The State Bank of Pakistan (SBP) will sell Rs300 billion worth of fixed rate PIBs and Rs175 billion worth of five-year, and Rs175 billion worth of 10-year floating rate PIBs.
It will also auction Rs175 billion worth of a three-year and Rs175 two-year floating rate PIB.
The SBP will also sell Rs225 billion worth of variable rental rate five-year government of Pakistan Ijara Sukuk and Rs75 billion worth of fixed rental rate domestic Islamic bond.
The government adhered to its commitment of zero fresh borrowings from the SBP, so it is continually dependent on bank borrowing to meet its financing needs as foreign financing remained dried up due to the delay in the International Monetary Fund’s loan programme.
The auction calendar showed the major targets were allocated to long-term instruments. The latest targets also revealed the reliance on borrowing from PIBs, which is long-term and high.
Besides this, the government wants to raise its funding through issuing Shariah-compliant papers. So it has started to issue domestic sukuk on a regular basis just like conventional debt instruments. This will provide banks an avenue to park their surplus deposits.
During the last fiscal year, the government had kept its commitment to abstain from borrowing directly from the SBP, which has positive connotations for anchoring inflation expectations and self-discipline, according to the SBP’s annual performance review for FY2021.
“The SBP, in coordination with the government, also introduced new variants of Floating Rate Pakistan Investment Bonds (PFLs) and made revisions to the auction participation mechanism for PFLs to allow the government to meet its requirement from the market and increase the maturity profile of public debt,” the report said.
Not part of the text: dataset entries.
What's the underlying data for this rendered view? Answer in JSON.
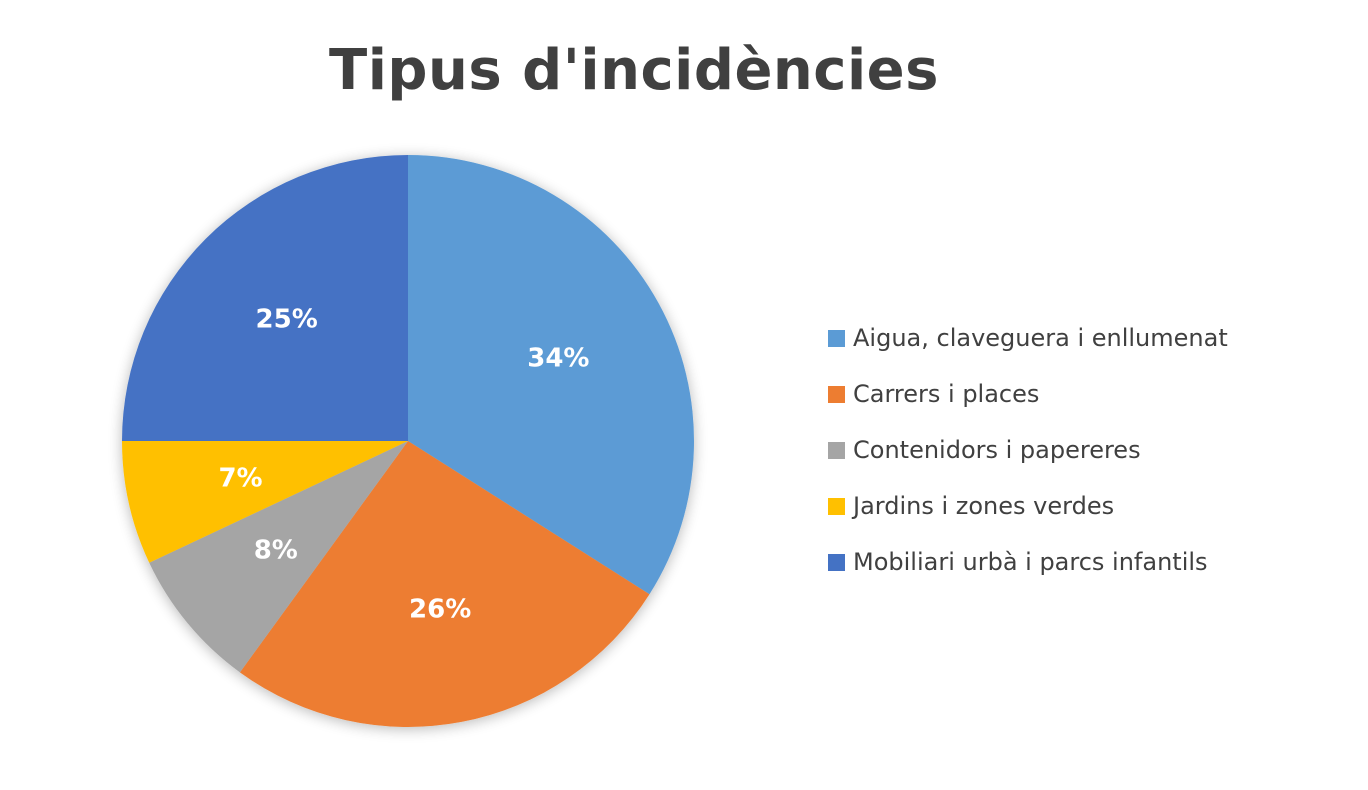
{
  "chart_data": {
    "type": "pie",
    "title": "Tipus d'incidències",
    "categories": [
      "Aigua, claveguera i enllumenat",
      "Carrers i places",
      "Contenidors i papereres",
      "Jardins i zones verdes",
      "Mobiliari urbà i parcs infantils"
    ],
    "values": [
      34,
      26,
      8,
      7,
      25
    ],
    "labels": [
      "34%",
      "26%",
      "8%",
      "7%",
      "25%"
    ],
    "colors": [
      "#5B9BD5",
      "#ED7D31",
      "#A5A5A5",
      "#FFC000",
      "#4472C4"
    ],
    "legend_position": "right"
  }
}
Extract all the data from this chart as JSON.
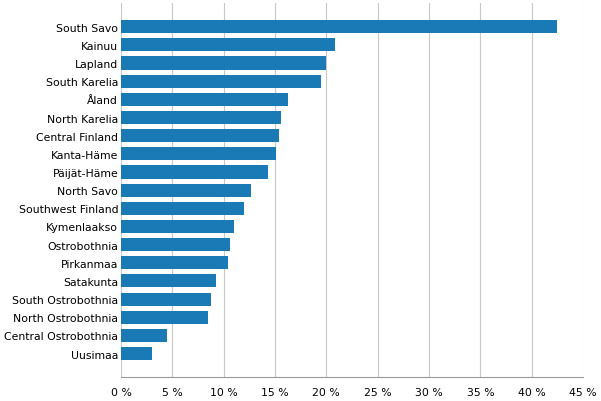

The country’s public debt stood at Rs39.77 trillion by the end of August. Public debt continued to rise due to the financing of the budget deficit, depreciation in the exchange rate, higher interest payments, Covid-related economic stimulus package and social safety programmes.
Funding requirement of the budget deficit is mainly met through the domestic market and within the domestic sources, a large portion of the financing is mobilised through long-term government securities, especially when there is zero borrowing from the SBP.
Domestic debt inched up 0.26 percent to Rs26.334 trillion at the end of August. It comprised the government securities, mostly held by commercial banks, and non-bank debt, such as National Saving Schemes, including prize bonds. A recent increase in the policy rate will elevate the government's cost of debt.
The debt accumulated via long-term instruments slightly fell to Rs19.041 trillion from Rs19.556 trillion, while the short-term debt rose to Rs7.238 trillion from Rs6.680 trillion, highlighting the government’s increasing reliance on short-term loans.